Syama Sastri learnt devotional songs and Sanskrit and Telugu from his father and became proficient in these disciplines at a very early age. Showing an aptitude for music, he started informal lessons from members of the family who were musically inclined. He was well into his teens when he came under the tutelage of Paccimiriyam Adiyappayya, court musician in Tanjavur and composer of the Bhairavi ata tala varnam, Viriboni.


Over the years, Syama Sastri became a well-known musician, scholar and composer. Of the 300 or so kritis credited to him only about 50 have survived. He composed mainly in Telugu, but also in Sanskrit and Tamil. Most of his compositions are in well known ragas, though he is regarded as the creator of the raga Chintamani. His composition Devibrova samayamide is perhaps the only song ever composed in in the raga. Syama Sastri revelled in dotting his songs with swarakshara—solfa notes that coincide with the syllables of the lyrics, as in the word sari (sa-ri), which means right or yes.

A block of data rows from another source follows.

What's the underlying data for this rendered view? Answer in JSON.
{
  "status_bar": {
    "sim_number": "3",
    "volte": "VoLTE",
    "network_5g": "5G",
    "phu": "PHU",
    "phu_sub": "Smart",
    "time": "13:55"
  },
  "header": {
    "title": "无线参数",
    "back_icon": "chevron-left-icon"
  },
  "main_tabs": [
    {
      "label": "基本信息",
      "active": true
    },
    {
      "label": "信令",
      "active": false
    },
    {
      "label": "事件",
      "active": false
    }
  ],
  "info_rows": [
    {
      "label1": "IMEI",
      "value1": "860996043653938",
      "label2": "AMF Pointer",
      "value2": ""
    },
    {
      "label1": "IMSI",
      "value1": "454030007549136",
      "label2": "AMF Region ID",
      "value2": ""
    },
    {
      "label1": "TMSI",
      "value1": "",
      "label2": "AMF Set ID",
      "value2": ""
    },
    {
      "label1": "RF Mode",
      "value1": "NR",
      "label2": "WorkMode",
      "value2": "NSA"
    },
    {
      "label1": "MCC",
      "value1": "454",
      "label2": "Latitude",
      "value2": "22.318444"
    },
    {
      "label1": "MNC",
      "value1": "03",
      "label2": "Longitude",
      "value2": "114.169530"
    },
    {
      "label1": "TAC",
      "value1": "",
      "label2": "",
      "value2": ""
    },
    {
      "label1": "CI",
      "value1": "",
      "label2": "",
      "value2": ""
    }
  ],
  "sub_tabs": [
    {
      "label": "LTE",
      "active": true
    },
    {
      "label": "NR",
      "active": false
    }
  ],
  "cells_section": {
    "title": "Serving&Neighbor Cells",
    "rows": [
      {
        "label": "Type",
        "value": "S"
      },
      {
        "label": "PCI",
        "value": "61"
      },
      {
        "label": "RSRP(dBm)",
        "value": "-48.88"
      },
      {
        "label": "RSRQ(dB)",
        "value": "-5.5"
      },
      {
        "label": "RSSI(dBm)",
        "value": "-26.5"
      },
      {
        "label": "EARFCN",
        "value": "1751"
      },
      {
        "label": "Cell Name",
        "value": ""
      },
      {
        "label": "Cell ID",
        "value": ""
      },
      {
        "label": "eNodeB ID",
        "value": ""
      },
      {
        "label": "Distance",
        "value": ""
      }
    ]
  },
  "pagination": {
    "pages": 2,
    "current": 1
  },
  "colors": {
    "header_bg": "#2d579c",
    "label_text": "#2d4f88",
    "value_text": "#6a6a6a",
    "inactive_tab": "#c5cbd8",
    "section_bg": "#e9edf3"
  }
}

Sastri also composed a few songs in rare ragas like Manji, Kalagada and Karnataka Kapi. A specialist in rakti ragas or ragas amenable to slow, elaborate exposition. His compositions in Saveri and Anandabhairavi are particularly evocative, soaked as they are equally in musicality and emotion. Sastri is said to be responsible for the evolution of the raga Anandabhairavi to its present shape.


Syama Sastri’s compositions were replete with rhythmic sophistication and five-syllable words corresponding to the rhythmic phrase ta din gi na tom. His kriti-s make abundant use of the tala Misra chapu, but some of them also feature dual rhythms. In this aspect of composition he was perhaps unique among the great composers of Carnatic music. He left behind manuscripts of complex rhythmic patterns.


Syama Sastri led a quiet priestly life. While one of his sons, Panju Sastri, is said to have carried on the hereditary tradition of priestly work, another son, Subbaraya Sastri, a disciple of Tyagaraja, followed in his father’s footsteps to become a composer of repute.